Ongenda eventually wanted to go back west, so in January 2020 he signed with Chievo in Italy’s Serie B. By September he was back with Botosani.
“He wanted to try life in Italy and we let him go. But Serie B is not a league that would develop his qualities, it’s a very tough competition,” Croitoru says.
Phone calls from Ibrahimovic and a return to the top?
This season, Botosani are competing for a place in the play-offs that would allow them to fight for a European place.
Now the father of a young girl, Ongenda combines football with pushing the baby stroller around the streets in Botosani’s small city centre.
“I don’t know if I can go back to PSG – that’s a dream for me,” he adds. “My feelings for Paris are strong. But it’s my goal to get to the highest level again. I know I can do it. I hope to make a big step forward at the end of this season.”
Botosani recently rejected an £800,000 offer for the forward.
“He didn’t even think about leaving,” Croitoru insists. “He wants to finish the season here, to show what he’s capable of.”
Iftime sees Ongenda more as an emotional gain than a financial one: “His love for the game is fantastic. He adores football more than money.
“I don’t know if he’ll play for the biggest clubs, but he can have a decent career in Europe or in the Gulf, where he could earn more money. I want to help him, but he needs a consistent season.”
Ongenda had Covid-19 last year, then battled the muddy and frozen pitches of the Romanian league. He has scored one goal and assisted another since the start of the season.

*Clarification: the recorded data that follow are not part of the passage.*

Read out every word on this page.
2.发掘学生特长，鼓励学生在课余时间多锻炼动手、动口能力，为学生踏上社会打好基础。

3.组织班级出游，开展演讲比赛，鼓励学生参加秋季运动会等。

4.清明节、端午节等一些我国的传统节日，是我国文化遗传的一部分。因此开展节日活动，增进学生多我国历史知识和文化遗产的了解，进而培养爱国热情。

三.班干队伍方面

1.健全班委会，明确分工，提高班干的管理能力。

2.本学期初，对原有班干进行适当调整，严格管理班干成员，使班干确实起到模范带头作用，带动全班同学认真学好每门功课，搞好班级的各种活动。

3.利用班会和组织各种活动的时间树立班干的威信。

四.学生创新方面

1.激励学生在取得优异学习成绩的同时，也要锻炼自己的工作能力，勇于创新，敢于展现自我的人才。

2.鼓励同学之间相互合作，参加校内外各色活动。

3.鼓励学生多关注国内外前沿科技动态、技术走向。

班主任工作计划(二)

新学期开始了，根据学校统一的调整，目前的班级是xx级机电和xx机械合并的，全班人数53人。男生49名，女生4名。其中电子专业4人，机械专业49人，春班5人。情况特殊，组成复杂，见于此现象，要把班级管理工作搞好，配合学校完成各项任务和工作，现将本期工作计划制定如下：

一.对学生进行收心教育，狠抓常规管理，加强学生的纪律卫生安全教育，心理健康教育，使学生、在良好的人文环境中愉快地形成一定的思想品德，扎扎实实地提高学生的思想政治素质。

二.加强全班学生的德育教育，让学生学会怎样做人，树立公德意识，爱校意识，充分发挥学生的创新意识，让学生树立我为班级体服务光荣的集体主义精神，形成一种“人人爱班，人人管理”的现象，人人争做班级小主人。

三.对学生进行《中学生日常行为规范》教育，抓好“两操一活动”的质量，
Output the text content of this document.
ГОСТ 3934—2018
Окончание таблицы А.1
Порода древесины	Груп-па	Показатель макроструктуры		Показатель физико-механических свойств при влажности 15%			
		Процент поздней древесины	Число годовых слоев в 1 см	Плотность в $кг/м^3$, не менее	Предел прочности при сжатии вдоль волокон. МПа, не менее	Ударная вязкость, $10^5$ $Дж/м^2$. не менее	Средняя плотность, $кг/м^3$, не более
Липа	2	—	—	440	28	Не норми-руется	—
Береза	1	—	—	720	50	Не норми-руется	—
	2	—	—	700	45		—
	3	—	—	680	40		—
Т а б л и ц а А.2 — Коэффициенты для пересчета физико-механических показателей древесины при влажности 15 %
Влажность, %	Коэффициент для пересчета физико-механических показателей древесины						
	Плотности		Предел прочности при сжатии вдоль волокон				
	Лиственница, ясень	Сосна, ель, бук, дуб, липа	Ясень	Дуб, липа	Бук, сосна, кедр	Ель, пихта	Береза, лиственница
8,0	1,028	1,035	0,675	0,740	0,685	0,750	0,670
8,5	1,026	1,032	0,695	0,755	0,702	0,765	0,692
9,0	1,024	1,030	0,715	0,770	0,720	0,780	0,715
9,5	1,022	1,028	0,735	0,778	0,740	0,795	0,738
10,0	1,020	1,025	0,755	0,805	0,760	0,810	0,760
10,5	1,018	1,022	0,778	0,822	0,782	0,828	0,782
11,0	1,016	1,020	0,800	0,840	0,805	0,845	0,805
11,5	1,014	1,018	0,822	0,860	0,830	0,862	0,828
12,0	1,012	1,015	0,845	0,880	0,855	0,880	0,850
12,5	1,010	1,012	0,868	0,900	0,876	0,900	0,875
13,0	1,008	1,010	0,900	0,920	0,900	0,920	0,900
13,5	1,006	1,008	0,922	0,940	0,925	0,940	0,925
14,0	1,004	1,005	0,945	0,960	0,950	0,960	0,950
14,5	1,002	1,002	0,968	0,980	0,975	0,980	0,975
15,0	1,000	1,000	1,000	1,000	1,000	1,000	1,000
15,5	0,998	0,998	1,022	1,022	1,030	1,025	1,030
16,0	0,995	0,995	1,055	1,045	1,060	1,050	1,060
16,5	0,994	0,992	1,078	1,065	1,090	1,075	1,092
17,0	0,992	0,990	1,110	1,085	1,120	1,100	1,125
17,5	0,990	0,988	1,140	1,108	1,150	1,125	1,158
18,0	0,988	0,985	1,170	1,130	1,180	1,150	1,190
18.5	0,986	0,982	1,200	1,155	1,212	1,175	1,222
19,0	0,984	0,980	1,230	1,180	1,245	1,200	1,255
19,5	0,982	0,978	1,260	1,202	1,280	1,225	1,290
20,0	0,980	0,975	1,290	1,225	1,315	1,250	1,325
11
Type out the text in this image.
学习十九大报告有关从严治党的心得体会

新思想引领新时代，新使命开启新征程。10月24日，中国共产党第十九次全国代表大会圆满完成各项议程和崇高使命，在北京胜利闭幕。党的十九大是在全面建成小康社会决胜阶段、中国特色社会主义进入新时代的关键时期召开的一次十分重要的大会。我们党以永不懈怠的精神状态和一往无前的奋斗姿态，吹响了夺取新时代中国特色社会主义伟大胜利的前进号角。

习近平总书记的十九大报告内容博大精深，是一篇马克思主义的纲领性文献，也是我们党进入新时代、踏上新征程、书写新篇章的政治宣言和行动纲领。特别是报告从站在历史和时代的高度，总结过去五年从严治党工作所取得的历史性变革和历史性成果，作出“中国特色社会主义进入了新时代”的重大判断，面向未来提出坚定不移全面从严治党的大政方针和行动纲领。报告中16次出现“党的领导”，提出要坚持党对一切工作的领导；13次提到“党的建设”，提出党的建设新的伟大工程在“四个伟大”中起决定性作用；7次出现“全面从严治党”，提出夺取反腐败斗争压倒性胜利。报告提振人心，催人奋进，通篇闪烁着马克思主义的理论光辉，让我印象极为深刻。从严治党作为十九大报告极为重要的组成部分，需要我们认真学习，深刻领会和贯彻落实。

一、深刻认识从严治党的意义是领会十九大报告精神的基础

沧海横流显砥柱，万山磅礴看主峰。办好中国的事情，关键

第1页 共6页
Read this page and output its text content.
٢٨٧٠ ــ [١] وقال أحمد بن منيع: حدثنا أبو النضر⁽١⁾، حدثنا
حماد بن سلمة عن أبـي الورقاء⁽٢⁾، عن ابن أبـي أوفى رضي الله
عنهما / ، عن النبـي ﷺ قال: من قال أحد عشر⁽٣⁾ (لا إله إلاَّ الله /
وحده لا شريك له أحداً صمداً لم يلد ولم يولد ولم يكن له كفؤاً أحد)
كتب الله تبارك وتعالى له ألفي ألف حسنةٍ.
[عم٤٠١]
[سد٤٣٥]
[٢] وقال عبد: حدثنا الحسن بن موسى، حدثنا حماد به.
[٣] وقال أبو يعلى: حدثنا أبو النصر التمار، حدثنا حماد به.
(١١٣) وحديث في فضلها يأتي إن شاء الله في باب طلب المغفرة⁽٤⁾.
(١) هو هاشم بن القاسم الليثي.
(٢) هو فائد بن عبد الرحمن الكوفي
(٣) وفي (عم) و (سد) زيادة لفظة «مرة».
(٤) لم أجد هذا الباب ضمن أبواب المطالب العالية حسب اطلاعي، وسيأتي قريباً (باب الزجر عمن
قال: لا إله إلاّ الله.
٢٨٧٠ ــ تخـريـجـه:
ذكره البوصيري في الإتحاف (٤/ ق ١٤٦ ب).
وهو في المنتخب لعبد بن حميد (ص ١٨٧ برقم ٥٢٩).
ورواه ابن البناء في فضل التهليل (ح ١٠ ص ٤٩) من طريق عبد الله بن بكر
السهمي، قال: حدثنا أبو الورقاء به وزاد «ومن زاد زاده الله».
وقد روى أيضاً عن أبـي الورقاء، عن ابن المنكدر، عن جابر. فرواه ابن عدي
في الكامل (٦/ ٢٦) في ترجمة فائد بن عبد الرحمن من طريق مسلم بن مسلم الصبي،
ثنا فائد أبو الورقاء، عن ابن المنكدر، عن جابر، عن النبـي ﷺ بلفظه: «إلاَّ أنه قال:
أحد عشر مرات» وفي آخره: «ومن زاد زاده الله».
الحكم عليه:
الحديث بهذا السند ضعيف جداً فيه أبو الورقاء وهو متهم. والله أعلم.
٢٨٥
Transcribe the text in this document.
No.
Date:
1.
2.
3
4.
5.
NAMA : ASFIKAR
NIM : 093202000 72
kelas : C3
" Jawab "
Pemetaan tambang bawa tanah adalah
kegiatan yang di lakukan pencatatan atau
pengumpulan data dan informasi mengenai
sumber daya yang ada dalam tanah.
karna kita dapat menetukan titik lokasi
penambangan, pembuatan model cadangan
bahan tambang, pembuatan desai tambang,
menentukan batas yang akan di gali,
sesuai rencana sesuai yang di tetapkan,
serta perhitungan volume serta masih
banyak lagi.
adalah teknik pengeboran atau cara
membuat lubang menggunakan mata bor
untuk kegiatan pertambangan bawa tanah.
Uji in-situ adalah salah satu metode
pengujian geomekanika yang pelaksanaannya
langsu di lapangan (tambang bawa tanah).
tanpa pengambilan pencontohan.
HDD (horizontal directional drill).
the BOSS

But Botosani do not put pressure on him. They love his aura and his glamorous stories.
“Once, we were eating with the team and Zlatan called from LA,” Croitoru says. “Imagine the impact it had on my players.
“Hervin was badly advised. I think he should have had patience at PSG. He was there with the biggest players on the planet. His friends – Presnel Kimpembe, Coman and many more – all had great careers. I think Ongenda should have waited for his turn, that’s all.”